概览/核心摘要 (Executive Summary)

本讲座主要探讨了自然语言处理中的句法结构，重点介绍了依存句法分析 (Dependency Parsing)。首先，讲座区分了两种主要的句法结构表示方法：短语结构（或称成分句法，Constituency Grammar）和依存句法 (Dependency Grammar)，并阐述了后者在表示词语间修饰关系上的直观性。讲座强调了理解句法结构对于消除语言歧义的重要性，列举了多种歧义类型（如介词短语附着歧义、并列范围歧义）及其对语义理解的影响。
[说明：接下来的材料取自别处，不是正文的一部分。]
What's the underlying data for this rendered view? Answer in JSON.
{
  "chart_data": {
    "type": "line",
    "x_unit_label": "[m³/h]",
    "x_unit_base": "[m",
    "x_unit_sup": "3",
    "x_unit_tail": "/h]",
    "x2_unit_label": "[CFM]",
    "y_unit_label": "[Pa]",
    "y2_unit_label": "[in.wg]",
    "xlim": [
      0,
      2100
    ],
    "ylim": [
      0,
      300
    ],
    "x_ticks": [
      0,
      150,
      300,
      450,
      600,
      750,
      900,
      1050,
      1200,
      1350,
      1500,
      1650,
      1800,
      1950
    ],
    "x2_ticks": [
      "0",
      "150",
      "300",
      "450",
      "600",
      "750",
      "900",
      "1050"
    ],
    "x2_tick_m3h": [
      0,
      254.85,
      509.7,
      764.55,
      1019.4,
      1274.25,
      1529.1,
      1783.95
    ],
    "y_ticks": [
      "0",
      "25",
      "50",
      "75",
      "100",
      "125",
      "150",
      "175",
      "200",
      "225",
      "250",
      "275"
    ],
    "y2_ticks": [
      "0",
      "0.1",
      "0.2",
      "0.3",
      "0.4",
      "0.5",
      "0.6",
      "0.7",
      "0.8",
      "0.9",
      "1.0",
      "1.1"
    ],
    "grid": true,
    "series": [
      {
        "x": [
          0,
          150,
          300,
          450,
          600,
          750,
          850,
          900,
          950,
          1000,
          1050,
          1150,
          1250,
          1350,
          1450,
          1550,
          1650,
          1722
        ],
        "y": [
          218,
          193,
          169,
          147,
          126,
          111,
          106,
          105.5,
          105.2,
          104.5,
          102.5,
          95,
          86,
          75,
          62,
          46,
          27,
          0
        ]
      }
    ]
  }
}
核心内容转向依存句法分析的实现。讲座回顾了依存句法的历史渊源（如古印度的Pāṇini）以及标注数据（Treebanks，如Universal Dependencies）在现代NLP发展中的关键作用。随后，详细讲解了基于转移的依存句法分析 (Transition-based Dependency Parsing)，包括其基本原理（栈、缓冲区、SHIFT/LEFT-ARC/RIGHT-ARC操作）、早期基于符号特征的机器学习方法 (Nivre, 2000s) 及其局限性（特征稀疏、计算昂贵）。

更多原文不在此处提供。